Officially, the Federal Reserve is trying to stay out of the political debate in Washington over tax reform and other financial measures.
But with so much on the line for the economy, and with the outlook for fiscal policy growing more unclear, Fed officials in practice have been unable to stay mum. In interviews, speeches and even official documents, the Fed has increasingly been weighing in.
The minutes of the May policy meeting noted that, “A number of participants pointed out that clarification of prospective fiscal and other policy changes would remove one source of uncertainty for the economic outlook.” That’s Fedspeak for it’s hard to forecast when you don’t know what policies will be and we’d prefer if you got on with it.
The minutes also say Fed members view the possibility of expansionary fiscal policy changes in the United States as posing upside risks to their forecasts for U.S. economic growth. Translation: If you do it, it could be good. About half of the members of the Federal Open Market Committee have upgraded their forecasts in anticipation of those policies. Many Fed officials, like many economists, support tax reform if for no other reason that it’s doctrine in the economics world that taxes distort decision making.
Any kind of reform that reduces those distortions, for example by reducing write-offs or simplifying the code, will be seen as a positive for growth. Deregulation gets good reviews for similar reasons.
But many Fed members have made no secret that they see the full package of President Donald Trump’s economic proposals as a potential mixed bag, in part because it runs afoul of other basic tenets of economics.
Cleveland Fed President Loretta Mester is concerned about immigration reform. She said in a recent speech that immigrants make up 16 percent of the US workforce.
“Given U.S. demographics, immigrants will become an increasingly important source of labor supply for the U.S.,” she said. “This suggests that a well-thought-out immigration policy that attracts labor to the U.S. is also a necessary ingredient to support longer-run growth.” Translation: You need workers to grow the economy and you can’t do that if you keep workers out.
Dallas Fed President Robert Kaplan singles out health care reform as a potential negative if it reduces the number of insured Americans. That, in turn, could reduce spending and increase savings, he said.
“The reality is, some of the policies being discussed will help GDP: regulatory review, if it’s thoughtfully done, potentially infrastructure spending if it’s thoughtfully done, could help,” Kaplan told CNBC in an interview Tuesday. “But some of them could hurt GDP growth.”
Trade is another area of concern.
In a CNBC interview in March, Fed Vice Chairman Stanley Fischer noted that free trade “worked spectacularly for China (and) it worked for us.”
“We’ve been able to buy many, many things that we wouldn’t have been able to make had it all been up to us,” Fischer said. “So we benefit from that as well. … I’d be concerned if that basic model is overturned.”
There’s even concern over policies which Fed officials generally agree are positive.
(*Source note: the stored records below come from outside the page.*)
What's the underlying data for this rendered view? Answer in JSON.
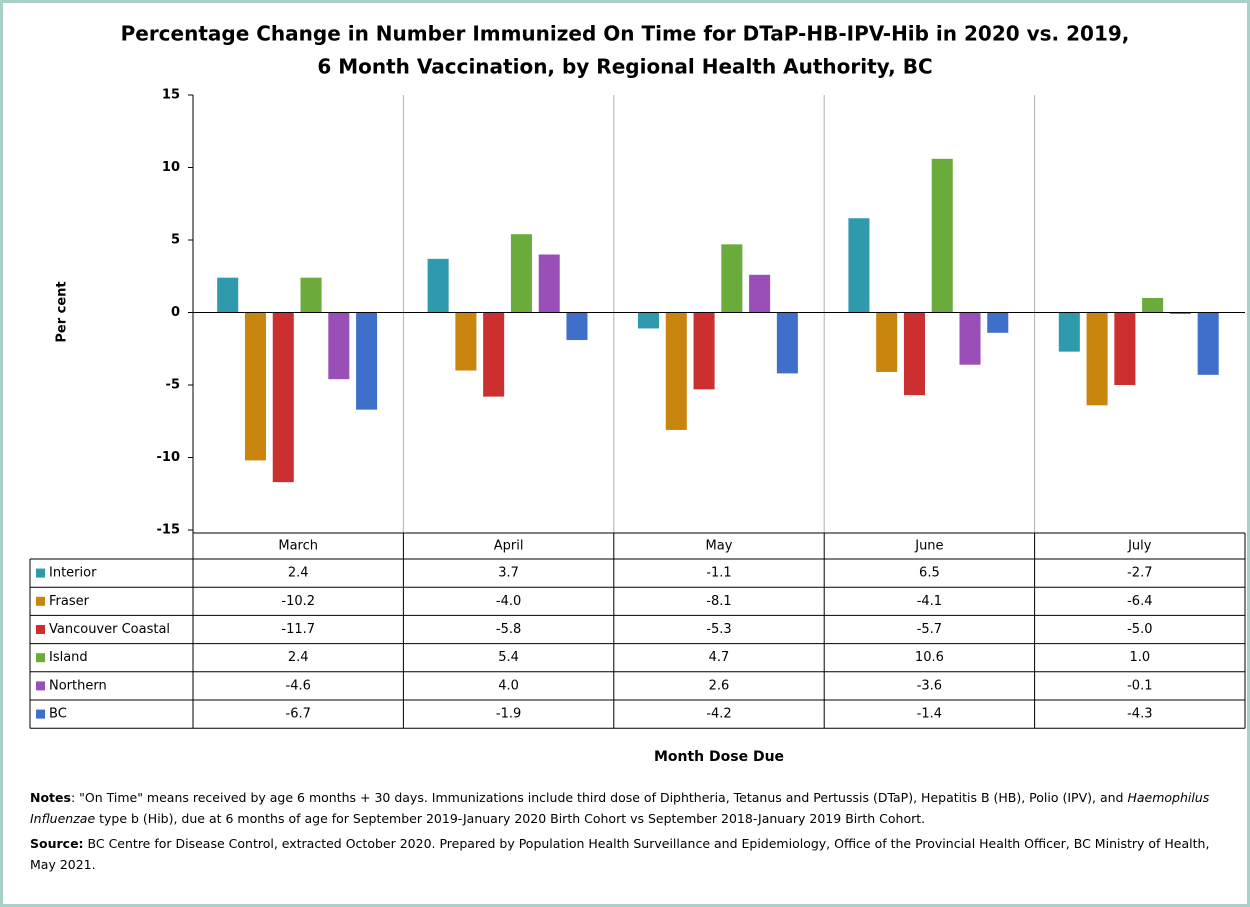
{
  "chart_data": {
    "type": "bar",
    "title": [
      "Percentage Change in Number Immunized On Time for DTaP-HB-IPV-Hib  in 2020 vs. 2019,",
      "6 Month Vaccination,  by Regional Health Authority,  BC"
    ],
    "y_label": "Per cent",
    "x_label": "Month Dose Due",
    "categories": [
      "March",
      "April",
      "May",
      "June",
      "July"
    ],
    "ylim": [
      -15,
      15
    ],
    "yticks": [
      -15,
      -10,
      -5,
      0,
      5,
      10,
      15
    ],
    "grid": true,
    "series": [
      {
        "name": "Interior",
        "color": "#2f9aad",
        "values": [
          2.4,
          3.7,
          -1.1,
          6.5,
          -2.7
        ],
        "value_labels": [
          "2.4",
          "3.7",
          "-1.1",
          "6.5",
          "-2.7"
        ]
      },
      {
        "name": "Fraser",
        "color": "#c9860f",
        "values": [
          -10.2,
          -4,
          -8.1,
          -4.1,
          -6.4
        ],
        "value_labels": [
          "-10.2",
          "-4.0",
          "-8.1",
          "-4.1",
          "-6.4"
        ]
      },
      {
        "name": "Vancouver Coastal",
        "color": "#cc2f2f",
        "values": [
          -11.7,
          -5.8,
          -5.3,
          -5.7,
          -5
        ],
        "value_labels": [
          "-11.7",
          "-5.8",
          "-5.3",
          "-5.7",
          "-5.0"
        ]
      },
      {
        "name": "Island",
        "color": "#6aab3b",
        "values": [
          2.4,
          5.4,
          4.7,
          10.6,
          1
        ],
        "value_labels": [
          "2.4",
          "5.4",
          "4.7",
          "10.6",
          "1.0"
        ]
      },
      {
        "name": "Northern",
        "color": "#9a4fb8",
        "values": [
          -4.6,
          4,
          2.6,
          -3.6,
          -0.1
        ],
        "value_labels": [
          "-4.6",
          "4.0",
          "2.6",
          "-3.6",
          "-0.1"
        ]
      },
      {
        "name": "BC",
        "color": "#3f70c9",
        "values": [
          -6.7,
          -1.9,
          -4.2,
          -1.4,
          -4.3
        ],
        "value_labels": [
          "-6.7",
          "-1.9",
          "-4.2",
          "-1.4",
          "-4.3"
        ]
      }
    ],
    "notes": {
      "label": "Notes",
      "text1": ": \"On Time\"  means received by age 6 months + 30 days. Immunizations include third dose of Diphtheria, Tetanus and Pertussis (DTaP), Hepatitis B (HB),  Polio (IPV), and ",
      "italic": "Haemophilus Influenzae",
      "text2": " type  b (Hib), due at 6 months of age for September  2019-January 2020 Birth Cohort vs September  2018-January 2019 Birth Cohort."
    },
    "source": {
      "label": "Source:",
      "text": " BC Centre for Disease Control, extracted October 2020. Prepared by Population Health Surveillance and Epidemiology, Office of the Provincial Health Officer, BC Ministry of Health, May 2021."
    }
  }
}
Deregulation gets high marks from the Fed, but the May minutes show that several members “expressed concerns that a possible easing of regulatory standards could increase risks to financial stability.”
And tax cuts and tax reform may be highly regarded, but Fed officials also want to know how they are paid for.
“If it’s a tax cut financed by increase in the deficit, my concern is that may give a short-term bump to GDP growth but not a sustainable bump,” Kaplan said. “We’ll have higher debt-to-GDP and I think that would be negative to economic growth.”
Fed Governor Lael Brainard is skeptical that so-called supply side tax cuts will do much to boost supply and instead increase “demand at a time when the economy could be at full employment.”
The unstated implication is that tax cuts could drive inflation higher and force the Fed to respond with additional rate hikes. There is also widespread skepticism that President Trump’s goal of hitting 3 percent is possible.
Fed Chair Janet Yellen has remained on the sidelines of much of the debate, though she did warn in a February testimony about the possible deficit implications of tax cuts. She has consistently urged Congress and the Administration to pursue “policies that would boost productivity growth and raise the economy’s so-called speed limit or potential to grow” but not been very specific about what would do that. She has mentioned education and infrastructure spending as two policies that could help.
The trouble is that, while much Fed support and criticism of the president’s economic policies come from generally held beliefs in economics, there isn’t a single set of policy tools that all agree would boost productivity.